In 2010, Ian Gill left his position as President of Ecotrust Canada to assume the role of CEO of the newly founded Ecotrust Australia, operated as a separate yet affiliated organization. Ecotrust Australia closed in 2012.

==Recognition==
In 2019, MoneySense graded Ecotrust Canada as a top 10 environmental charity in Canada.
In 2013, Charity Intelligence Canada selected Ecotrust Canada as one of the top 7 environmental charities in Canada. Ecotrust Canada was also selected by the Coady International Institute at St. Francis Xavier University as one of 11 case studies from Canada and the US demonstrating successful citizen-led sustainable change.
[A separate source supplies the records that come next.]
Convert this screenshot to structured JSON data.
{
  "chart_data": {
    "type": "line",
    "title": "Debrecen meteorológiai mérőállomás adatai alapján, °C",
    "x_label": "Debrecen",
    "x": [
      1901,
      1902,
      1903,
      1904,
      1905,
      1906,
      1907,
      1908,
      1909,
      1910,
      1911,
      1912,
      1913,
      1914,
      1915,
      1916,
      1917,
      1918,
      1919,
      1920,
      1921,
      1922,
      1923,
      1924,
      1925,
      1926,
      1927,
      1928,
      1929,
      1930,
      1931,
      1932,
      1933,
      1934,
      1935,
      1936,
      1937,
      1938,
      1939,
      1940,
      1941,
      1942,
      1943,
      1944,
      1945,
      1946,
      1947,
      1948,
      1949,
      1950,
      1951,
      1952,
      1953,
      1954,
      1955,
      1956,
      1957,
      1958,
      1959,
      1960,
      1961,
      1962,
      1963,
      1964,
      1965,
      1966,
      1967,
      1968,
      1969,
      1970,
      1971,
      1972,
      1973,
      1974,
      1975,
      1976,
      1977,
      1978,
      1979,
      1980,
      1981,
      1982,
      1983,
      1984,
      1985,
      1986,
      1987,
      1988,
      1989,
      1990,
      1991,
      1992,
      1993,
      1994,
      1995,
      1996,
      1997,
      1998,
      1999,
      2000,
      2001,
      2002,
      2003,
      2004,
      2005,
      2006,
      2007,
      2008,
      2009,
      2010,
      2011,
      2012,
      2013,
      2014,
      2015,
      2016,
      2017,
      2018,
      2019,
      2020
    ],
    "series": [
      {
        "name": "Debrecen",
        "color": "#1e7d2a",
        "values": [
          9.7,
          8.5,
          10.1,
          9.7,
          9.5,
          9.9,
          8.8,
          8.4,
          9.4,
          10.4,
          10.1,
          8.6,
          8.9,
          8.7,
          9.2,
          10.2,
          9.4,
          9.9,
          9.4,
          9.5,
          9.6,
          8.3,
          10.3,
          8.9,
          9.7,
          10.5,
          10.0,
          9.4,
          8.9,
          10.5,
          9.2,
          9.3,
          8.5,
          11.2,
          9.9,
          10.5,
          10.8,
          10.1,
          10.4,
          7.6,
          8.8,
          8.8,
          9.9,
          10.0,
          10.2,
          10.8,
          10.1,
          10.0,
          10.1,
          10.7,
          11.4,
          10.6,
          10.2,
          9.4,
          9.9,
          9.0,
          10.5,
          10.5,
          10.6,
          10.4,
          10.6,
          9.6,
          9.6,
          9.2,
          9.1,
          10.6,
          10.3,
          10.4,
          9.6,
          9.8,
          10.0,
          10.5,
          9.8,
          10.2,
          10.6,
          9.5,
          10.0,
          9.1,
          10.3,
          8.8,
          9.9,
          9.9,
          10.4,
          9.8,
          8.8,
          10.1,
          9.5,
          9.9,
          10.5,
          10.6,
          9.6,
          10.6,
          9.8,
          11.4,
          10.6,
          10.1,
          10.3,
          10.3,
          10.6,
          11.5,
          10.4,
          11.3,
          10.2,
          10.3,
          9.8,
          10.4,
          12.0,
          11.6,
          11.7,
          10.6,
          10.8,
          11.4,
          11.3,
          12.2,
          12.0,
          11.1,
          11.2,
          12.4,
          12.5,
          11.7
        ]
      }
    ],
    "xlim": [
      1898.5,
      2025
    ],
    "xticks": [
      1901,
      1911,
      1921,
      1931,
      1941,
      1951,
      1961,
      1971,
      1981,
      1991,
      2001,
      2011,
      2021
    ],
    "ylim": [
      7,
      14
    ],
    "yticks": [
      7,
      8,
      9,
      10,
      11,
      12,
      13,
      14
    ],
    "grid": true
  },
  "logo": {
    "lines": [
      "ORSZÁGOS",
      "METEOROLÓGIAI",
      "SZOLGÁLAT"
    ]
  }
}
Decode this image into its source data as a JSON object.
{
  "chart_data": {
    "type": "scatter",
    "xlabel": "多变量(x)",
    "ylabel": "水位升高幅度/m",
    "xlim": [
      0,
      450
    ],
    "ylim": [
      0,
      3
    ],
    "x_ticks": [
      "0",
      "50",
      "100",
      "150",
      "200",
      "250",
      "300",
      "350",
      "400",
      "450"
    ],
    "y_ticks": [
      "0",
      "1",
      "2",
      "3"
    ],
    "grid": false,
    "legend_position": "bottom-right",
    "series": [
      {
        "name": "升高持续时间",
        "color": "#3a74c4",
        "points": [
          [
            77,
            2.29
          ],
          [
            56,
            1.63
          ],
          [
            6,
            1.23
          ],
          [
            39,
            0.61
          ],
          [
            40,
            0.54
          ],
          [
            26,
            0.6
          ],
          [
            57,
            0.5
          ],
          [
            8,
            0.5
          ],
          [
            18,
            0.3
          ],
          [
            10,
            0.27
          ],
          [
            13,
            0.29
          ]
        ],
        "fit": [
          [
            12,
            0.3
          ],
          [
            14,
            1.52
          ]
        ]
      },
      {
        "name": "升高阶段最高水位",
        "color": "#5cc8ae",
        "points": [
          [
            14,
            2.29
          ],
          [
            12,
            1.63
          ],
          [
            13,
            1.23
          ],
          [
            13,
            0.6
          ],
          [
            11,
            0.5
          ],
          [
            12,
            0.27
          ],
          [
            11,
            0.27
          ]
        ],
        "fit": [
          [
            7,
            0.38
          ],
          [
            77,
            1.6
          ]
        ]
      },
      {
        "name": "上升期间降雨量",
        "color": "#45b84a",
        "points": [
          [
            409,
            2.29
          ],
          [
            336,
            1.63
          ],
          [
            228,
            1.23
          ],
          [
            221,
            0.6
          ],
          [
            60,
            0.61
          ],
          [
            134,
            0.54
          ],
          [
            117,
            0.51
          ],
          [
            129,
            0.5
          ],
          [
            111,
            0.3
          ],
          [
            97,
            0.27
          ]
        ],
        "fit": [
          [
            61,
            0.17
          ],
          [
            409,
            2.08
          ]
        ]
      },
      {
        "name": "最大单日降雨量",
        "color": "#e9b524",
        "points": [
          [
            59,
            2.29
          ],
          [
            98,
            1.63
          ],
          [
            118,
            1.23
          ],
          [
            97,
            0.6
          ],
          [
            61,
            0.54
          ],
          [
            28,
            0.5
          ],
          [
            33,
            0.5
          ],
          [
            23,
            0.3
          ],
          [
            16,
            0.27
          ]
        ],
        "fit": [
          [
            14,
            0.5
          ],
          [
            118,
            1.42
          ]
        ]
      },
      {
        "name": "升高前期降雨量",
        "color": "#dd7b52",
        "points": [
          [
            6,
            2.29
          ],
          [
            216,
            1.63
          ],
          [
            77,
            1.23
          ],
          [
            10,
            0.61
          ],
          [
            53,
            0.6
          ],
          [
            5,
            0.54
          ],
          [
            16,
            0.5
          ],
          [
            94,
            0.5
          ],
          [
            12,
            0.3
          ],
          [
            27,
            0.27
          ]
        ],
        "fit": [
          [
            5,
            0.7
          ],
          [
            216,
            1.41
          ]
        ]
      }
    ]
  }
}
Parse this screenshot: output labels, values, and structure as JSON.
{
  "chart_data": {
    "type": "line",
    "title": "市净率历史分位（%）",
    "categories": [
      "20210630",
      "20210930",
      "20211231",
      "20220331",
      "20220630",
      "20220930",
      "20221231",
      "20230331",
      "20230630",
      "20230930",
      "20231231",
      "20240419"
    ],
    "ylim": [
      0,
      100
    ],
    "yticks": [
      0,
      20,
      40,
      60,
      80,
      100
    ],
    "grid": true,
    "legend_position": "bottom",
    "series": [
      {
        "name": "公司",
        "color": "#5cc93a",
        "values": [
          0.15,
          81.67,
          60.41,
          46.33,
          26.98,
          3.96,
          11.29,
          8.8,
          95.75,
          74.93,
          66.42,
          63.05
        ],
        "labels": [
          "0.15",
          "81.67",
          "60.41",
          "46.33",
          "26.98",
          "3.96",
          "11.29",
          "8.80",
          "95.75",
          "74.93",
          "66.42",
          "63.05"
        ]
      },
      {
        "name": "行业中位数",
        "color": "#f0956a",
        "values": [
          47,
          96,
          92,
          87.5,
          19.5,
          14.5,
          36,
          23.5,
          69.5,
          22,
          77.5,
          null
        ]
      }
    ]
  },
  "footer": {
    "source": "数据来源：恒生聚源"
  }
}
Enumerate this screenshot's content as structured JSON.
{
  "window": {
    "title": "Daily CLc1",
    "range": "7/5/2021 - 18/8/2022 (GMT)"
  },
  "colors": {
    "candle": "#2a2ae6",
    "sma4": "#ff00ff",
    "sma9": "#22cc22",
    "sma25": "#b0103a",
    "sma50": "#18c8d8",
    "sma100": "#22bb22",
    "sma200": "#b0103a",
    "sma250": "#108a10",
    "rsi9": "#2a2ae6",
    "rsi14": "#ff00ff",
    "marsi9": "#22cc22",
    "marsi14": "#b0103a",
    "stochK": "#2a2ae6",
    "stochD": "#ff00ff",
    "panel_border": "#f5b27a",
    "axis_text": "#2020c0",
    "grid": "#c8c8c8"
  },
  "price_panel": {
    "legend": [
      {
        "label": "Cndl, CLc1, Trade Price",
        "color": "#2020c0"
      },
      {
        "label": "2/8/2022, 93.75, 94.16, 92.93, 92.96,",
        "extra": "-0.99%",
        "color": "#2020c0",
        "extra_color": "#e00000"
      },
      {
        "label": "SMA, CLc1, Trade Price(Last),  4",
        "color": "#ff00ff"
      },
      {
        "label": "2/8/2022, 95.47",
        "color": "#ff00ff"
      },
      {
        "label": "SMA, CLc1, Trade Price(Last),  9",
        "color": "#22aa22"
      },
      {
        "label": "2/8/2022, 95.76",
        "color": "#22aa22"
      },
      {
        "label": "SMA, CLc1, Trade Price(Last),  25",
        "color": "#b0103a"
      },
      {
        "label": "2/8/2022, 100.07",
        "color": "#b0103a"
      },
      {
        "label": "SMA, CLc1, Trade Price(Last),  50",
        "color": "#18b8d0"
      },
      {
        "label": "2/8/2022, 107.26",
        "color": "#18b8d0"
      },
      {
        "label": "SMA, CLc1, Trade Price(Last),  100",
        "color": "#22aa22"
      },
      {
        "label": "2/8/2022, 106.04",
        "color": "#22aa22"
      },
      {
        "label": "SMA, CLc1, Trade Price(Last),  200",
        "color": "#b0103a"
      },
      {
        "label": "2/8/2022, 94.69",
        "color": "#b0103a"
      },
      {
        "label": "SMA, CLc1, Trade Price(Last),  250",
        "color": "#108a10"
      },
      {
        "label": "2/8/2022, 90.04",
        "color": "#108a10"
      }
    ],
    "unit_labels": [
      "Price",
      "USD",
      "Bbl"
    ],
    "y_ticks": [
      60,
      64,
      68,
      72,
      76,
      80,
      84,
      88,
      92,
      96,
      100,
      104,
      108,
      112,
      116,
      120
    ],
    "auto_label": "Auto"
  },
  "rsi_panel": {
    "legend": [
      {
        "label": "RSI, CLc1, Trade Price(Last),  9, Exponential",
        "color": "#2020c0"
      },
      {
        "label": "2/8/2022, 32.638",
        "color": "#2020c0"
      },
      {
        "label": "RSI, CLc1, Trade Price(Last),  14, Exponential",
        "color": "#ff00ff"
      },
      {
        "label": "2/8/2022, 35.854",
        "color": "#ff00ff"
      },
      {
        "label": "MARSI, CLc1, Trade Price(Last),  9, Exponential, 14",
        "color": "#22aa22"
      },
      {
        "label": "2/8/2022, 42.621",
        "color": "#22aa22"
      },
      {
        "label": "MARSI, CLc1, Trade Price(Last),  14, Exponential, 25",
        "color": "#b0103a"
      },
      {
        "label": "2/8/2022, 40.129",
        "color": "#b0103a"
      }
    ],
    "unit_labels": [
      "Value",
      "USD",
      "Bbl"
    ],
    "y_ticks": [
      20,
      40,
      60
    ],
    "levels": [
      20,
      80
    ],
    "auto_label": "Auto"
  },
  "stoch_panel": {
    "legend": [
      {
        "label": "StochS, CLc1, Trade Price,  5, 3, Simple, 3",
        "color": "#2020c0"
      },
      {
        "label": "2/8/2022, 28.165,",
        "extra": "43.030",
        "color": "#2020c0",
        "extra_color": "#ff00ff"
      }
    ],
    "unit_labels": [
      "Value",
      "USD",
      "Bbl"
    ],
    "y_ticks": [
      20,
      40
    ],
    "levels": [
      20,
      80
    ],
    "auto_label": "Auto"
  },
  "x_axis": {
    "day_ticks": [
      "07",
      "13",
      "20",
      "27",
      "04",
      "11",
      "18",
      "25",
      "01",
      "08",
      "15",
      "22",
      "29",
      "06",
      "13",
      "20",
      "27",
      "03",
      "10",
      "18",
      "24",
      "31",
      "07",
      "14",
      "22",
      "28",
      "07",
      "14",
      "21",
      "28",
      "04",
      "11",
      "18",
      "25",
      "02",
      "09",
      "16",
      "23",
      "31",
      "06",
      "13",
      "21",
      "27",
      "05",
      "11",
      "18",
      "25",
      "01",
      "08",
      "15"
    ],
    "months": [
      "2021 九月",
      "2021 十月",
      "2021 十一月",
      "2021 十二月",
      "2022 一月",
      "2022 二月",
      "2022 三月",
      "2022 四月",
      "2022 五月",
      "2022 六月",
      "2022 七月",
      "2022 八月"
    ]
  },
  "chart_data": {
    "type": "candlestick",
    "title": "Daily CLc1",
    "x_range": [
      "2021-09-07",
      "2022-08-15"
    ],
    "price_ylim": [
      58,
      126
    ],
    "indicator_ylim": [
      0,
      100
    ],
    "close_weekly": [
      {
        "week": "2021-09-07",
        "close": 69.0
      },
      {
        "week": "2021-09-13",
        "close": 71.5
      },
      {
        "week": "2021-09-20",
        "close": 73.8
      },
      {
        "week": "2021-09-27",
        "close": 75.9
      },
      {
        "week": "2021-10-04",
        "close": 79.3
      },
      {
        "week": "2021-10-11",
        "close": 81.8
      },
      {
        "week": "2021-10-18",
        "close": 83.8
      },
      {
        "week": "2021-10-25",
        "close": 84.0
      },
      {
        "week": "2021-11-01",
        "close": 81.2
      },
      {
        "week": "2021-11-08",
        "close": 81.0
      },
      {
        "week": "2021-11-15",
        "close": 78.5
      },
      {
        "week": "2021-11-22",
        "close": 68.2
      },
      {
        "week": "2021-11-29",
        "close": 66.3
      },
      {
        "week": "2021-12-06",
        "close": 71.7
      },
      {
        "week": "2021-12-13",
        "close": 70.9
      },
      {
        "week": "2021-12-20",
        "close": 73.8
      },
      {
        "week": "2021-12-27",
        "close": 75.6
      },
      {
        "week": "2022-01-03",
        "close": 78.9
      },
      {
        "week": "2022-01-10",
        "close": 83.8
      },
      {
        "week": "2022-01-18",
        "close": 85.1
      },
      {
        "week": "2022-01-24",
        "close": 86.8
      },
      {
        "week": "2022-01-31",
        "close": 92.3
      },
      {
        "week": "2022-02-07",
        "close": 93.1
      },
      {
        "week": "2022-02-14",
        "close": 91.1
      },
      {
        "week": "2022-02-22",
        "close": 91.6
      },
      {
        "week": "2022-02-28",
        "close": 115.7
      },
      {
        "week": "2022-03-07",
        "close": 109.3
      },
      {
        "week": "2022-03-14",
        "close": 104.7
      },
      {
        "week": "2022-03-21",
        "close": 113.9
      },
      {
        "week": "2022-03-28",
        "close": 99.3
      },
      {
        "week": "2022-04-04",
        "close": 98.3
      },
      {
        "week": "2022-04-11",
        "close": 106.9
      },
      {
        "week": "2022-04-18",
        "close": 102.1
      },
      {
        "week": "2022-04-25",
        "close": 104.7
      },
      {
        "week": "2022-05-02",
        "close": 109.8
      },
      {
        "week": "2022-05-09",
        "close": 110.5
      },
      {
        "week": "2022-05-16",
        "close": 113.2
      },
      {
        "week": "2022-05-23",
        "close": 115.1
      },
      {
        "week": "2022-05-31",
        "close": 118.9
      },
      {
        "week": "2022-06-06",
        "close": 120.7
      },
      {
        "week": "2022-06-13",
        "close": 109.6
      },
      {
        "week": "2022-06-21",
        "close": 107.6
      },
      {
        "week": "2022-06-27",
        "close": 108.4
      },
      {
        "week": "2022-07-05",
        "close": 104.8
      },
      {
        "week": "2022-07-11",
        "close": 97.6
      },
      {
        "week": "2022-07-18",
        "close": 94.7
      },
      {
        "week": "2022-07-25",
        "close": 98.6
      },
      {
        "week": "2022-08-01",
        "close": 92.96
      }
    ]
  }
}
Former President, Brenda Kuecks, received a Clean50 Award in 2013 for her work in promoting sustainable development and clean capitalism in Canada. In 2008, she received a BC Community Achievement Award from Premier Gordon Campbell.

In 2008, Ecotrust Canada received a Special Achievement in GIS award from ESRI in recognition of the organization's work with the Aboriginal Mapping Network. It previously won the award in 2004 for work with the Council of the Haida Nation to establish the Haida Mapping Office.